PR Firms. Hill & Knowlton. Their great plan was to introduce an Avocado-suit wearing man called Mr. Ripe. Yeah, that happened. And then as a publicity stunt, they announced a nationwide hunt for a Ms. Ripe. I'm sure they think their work was significant.
The one thing they did do smart was definitely capitalizing on the Superbowl craze. They designed several creative campaigns, asked the players about recipes, organize public competitions, doled out samples, recited irrelevant data about guacamole because people love data- making the superbowl event a guacamole event.
Was it Really Marketing, doe?
From the Article:
Food marketing is rarely purely good or purely evil, but it is often surprisingly powerful. The saga of the avocado shows how food promotion can—when it coincides happily with changing demographics, fortuitous economic policy, and favorable scientific knowledge—work almost eerily well. It can change the way we eat, sometimes forever.
A disclaimer about getting lucky for marketing success doesn't help with the case either. Anything will work "eerily well" when everything was fortuitous.
So. The marketing and promotional activities all coincided with non-marketing related events which helped the avocado's case.

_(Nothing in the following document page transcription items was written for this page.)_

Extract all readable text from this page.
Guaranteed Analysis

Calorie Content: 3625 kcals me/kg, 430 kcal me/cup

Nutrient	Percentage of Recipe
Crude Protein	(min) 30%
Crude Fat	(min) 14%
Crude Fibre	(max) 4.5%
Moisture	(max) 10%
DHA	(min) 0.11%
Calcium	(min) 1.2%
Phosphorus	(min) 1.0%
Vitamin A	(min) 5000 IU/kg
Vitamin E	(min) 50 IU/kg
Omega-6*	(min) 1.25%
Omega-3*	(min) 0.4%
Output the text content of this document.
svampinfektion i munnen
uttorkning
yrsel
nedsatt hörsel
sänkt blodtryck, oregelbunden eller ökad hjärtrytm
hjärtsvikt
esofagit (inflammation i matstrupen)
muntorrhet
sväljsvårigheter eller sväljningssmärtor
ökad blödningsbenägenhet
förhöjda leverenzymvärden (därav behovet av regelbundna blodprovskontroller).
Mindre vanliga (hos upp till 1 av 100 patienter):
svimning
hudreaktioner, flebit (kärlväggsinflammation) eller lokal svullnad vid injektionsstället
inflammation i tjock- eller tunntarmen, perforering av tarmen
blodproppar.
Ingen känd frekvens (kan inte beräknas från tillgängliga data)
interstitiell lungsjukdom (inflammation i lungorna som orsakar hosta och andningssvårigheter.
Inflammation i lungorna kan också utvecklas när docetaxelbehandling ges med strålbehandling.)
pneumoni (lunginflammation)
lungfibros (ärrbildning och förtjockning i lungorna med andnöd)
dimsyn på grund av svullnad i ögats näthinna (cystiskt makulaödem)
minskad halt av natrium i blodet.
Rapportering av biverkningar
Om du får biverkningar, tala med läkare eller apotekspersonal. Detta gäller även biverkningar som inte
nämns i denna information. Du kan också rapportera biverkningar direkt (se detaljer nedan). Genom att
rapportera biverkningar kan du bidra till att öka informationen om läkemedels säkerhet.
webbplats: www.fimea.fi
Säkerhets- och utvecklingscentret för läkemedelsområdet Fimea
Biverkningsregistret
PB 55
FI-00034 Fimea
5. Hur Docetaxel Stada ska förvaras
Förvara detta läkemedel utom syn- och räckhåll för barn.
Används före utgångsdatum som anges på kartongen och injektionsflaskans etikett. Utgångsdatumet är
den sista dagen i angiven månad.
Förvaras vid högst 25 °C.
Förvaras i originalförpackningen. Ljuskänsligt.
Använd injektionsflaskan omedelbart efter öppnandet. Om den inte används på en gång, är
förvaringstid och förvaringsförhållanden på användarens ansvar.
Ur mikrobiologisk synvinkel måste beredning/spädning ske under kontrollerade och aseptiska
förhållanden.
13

Re-branding often takes time. But when it takes that much amount of time, you might wonder if the success of the avocado had anything to do with marketing:
(1) Society changed its tastes and mind about avocados. It's not the first time something like that's happened. And won't be the last.
(2) The growth of the Latino population, and the mainstreaming of their culture helped assimilate avocados
(3) Urban-organic-vegan-hipster culinary movement introduced a lot of 'alternate' fruits and vegetables into our culinary culture.
From the Article:
"Even in 2003, one study described the “typical U.S. avocado purchaser” as being between 25 to 54 years of age, having an income of at least $50,000, and being an “upscale,” college-educated, and health-conscious woman."
(4) Till about the 90's the import of avocados from Mexico (the largest producer) was banned. When the ban was lifted, we were inundated with year long supply.
So it all fell into place. Not to say that Mr. & Ms. Avocado should not bask in the glory. Today's avocado consumption is the perfect response to its history. Or maybe that's what they want you to think.
Oh Avocados, what a baffling vegetable/fruit you are.